Oluo explained that what makes Musk so upsetting to her is his behavior on Twitter.
“It’s not just how he responds to challenges or perceived insults. It’s also how he needs a foil, someone to fight with,” she said. “I felt like I became one of those people whose relevance to Twitter was a target. And I didn’t want to be part of the reason why some people go on Twitter – to harass black people, trans people and other marginalized people, especially when we try to exercise power to provide security.
“This collective power is something that terrifies many white men, especially white men who think the technology belongs to them,” Oluo continued. “And I really wish people cared half as much about how so many voices were pushed out of online spaces as they did about a billionaire’s desire for an internet meltdown.”
Jackson echoed some of Oluo’s sentiments.
“Musk has been candid on Twitter about what appears to be a distaste for progressive politics,” Jackson said. “And he is also known as this agent of chaos. Some people see him as someone who likes to “troll for fun”. So for me, the news raised concerns that someone who doesn’t seem to appreciate democratic values at least as I define them – in terms of people’s access and safety in the public sphere – might take control of the platform.
Still, Jackson remains on Twitter — for now, anyway.

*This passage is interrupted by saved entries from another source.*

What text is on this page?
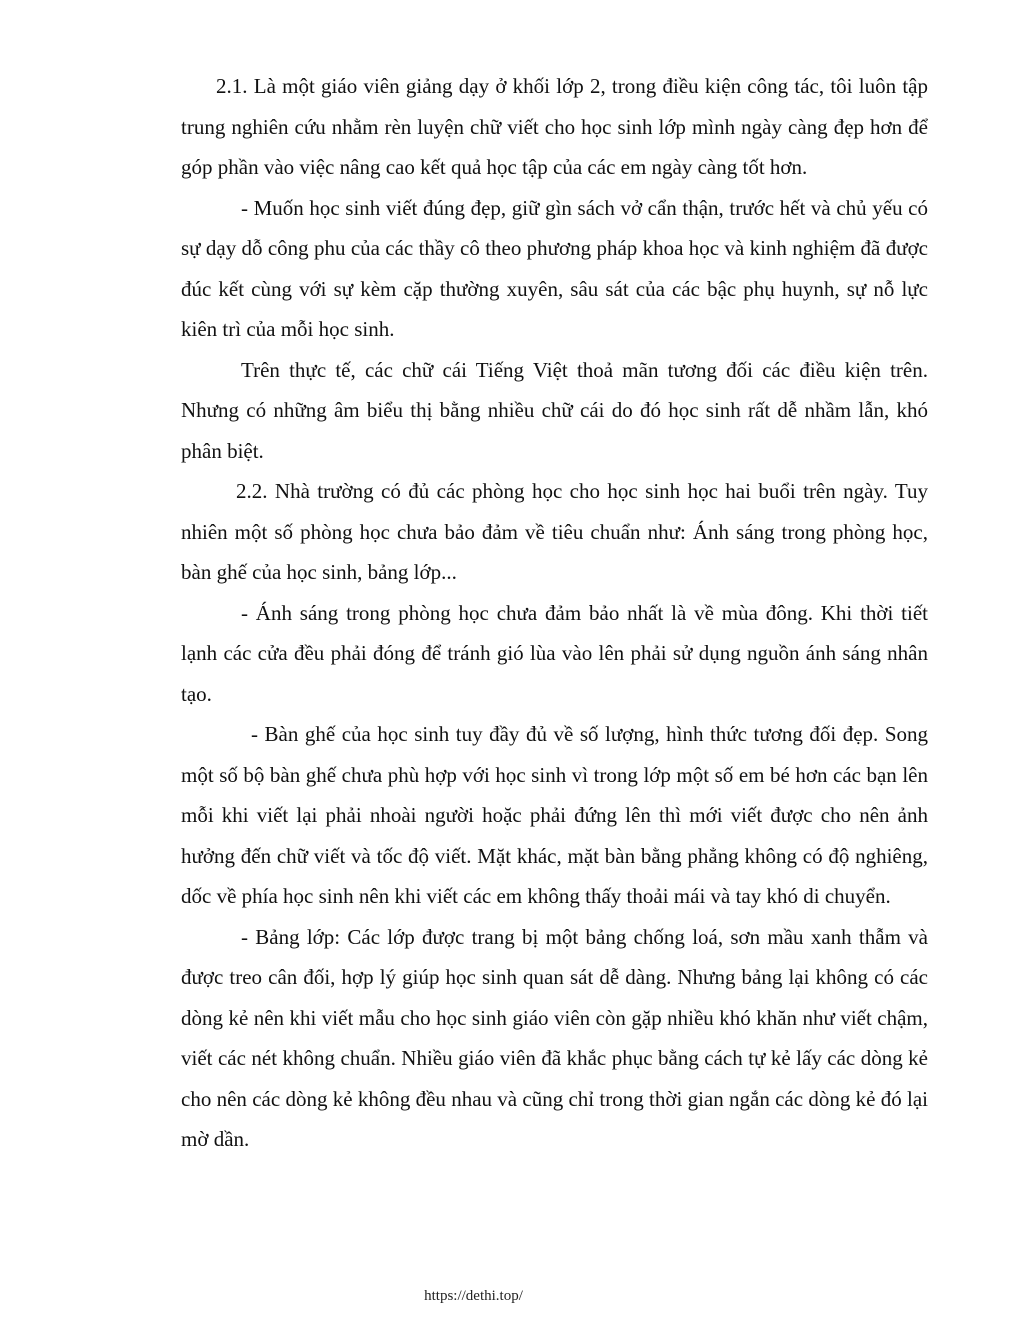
2.1. Là một giáo viên giảng dạy ở khối lớp 2, trong điều kiện công tác, tôi luôn tập trung nghiên cứu nhằm rèn luyện chữ viết cho học sinh lớp mình ngày càng đẹp hơn để góp phần vào việc nâng cao kết quả học tập của các em ngày càng tốt hơn.

- Muốn học sinh viết đúng đẹp, giữ gìn sách vở cẩn thận, trước hết và chủ yếu có sự dạy dỗ công phu của các thầy cô theo phương pháp khoa học và kinh nghiệm đã được đúc kết cùng với sự kèm cặp thường xuyên, sâu sát của các bậc phụ huynh, sự nỗ lực kiên trì của mỗi học sinh.

Trên thực tế, các chữ cái Tiếng Việt thoả mãn tương đối các điều kiện trên. Nhưng có những âm biểu thị bằng nhiều chữ cái do đó học sinh rất dễ nhầm lẫn, khó phân biệt.

2.2. Nhà trường có đủ các phòng học cho học sinh học hai buổi trên ngày. Tuy nhiên một số phòng học chưa bảo đảm về tiêu chuẩn như: Ánh sáng trong phòng học, bàn ghế của học sinh, bảng lớp...

- Ánh sáng trong phòng học chưa đảm bảo nhất là về mùa đông. Khi thời tiết lạnh các cửa đều phải đóng để tránh gió lùa vào lên phải sử dụng nguồn ánh sáng nhân tạo.

- Bàn ghế của học sinh tuy đầy đủ về số lượng, hình thức tương đối đẹp. Song một số bộ bàn ghế chưa phù hợp với học sinh vì trong lớp một số em bé hơn các bạn lên mỗi khi viết lại phải nhoài người hoặc phải đứng lên thì mới viết được cho nên ảnh hưởng đến chữ viết và tốc độ viết. Mặt khác, mặt bàn bằng phẳng không có độ nghiêng, dốc về phía học sinh nên khi viết các em không thấy thoải mái và tay khó di chuyển.

- Bảng lớp: Các lớp được trang bị một bảng chống loá, sơn mầu xanh thẫm và được treo cân đối, hợp lý giúp học sinh quan sát dễ dàng. Nhưng bảng lại không có các dòng kẻ nên khi viết mẫu cho học sinh giáo viên còn gặp nhiều khó khăn như viết chậm, viết các nét không chuẩn. Nhiều giáo viên đã khắc phục bằng cách tự kẻ lấy các dòng kẻ cho nên các dòng kẻ không đều nhau và cũng chỉ trong thời gian ngắn các dòng kẻ đó lại mờ dần.

https://dethi.top/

“Staying is conditional,” she said. “There are a few wait-and-see questions. For example, is the site going to be run in a new way, both in terms of business ethics and in terms of things like how the algorithm works and how hate speech is or is not tolerated? »
Basically, while Twitter has been socially and politically valuable, especially to black Americans, it wouldn’t be the end of the world if the site ceased to be the preferred platform for deliberation and expression. This is because these things can move elsewhere.
“I don’t know what this space is,” Jackson said. “But I trust people to understand, to innovate. So I think you have to be careful. This (Musk’s news) is a very good reason to feel appalled. But also, the platforms are not permanent. Technologies are not permanent. They are constantly changing.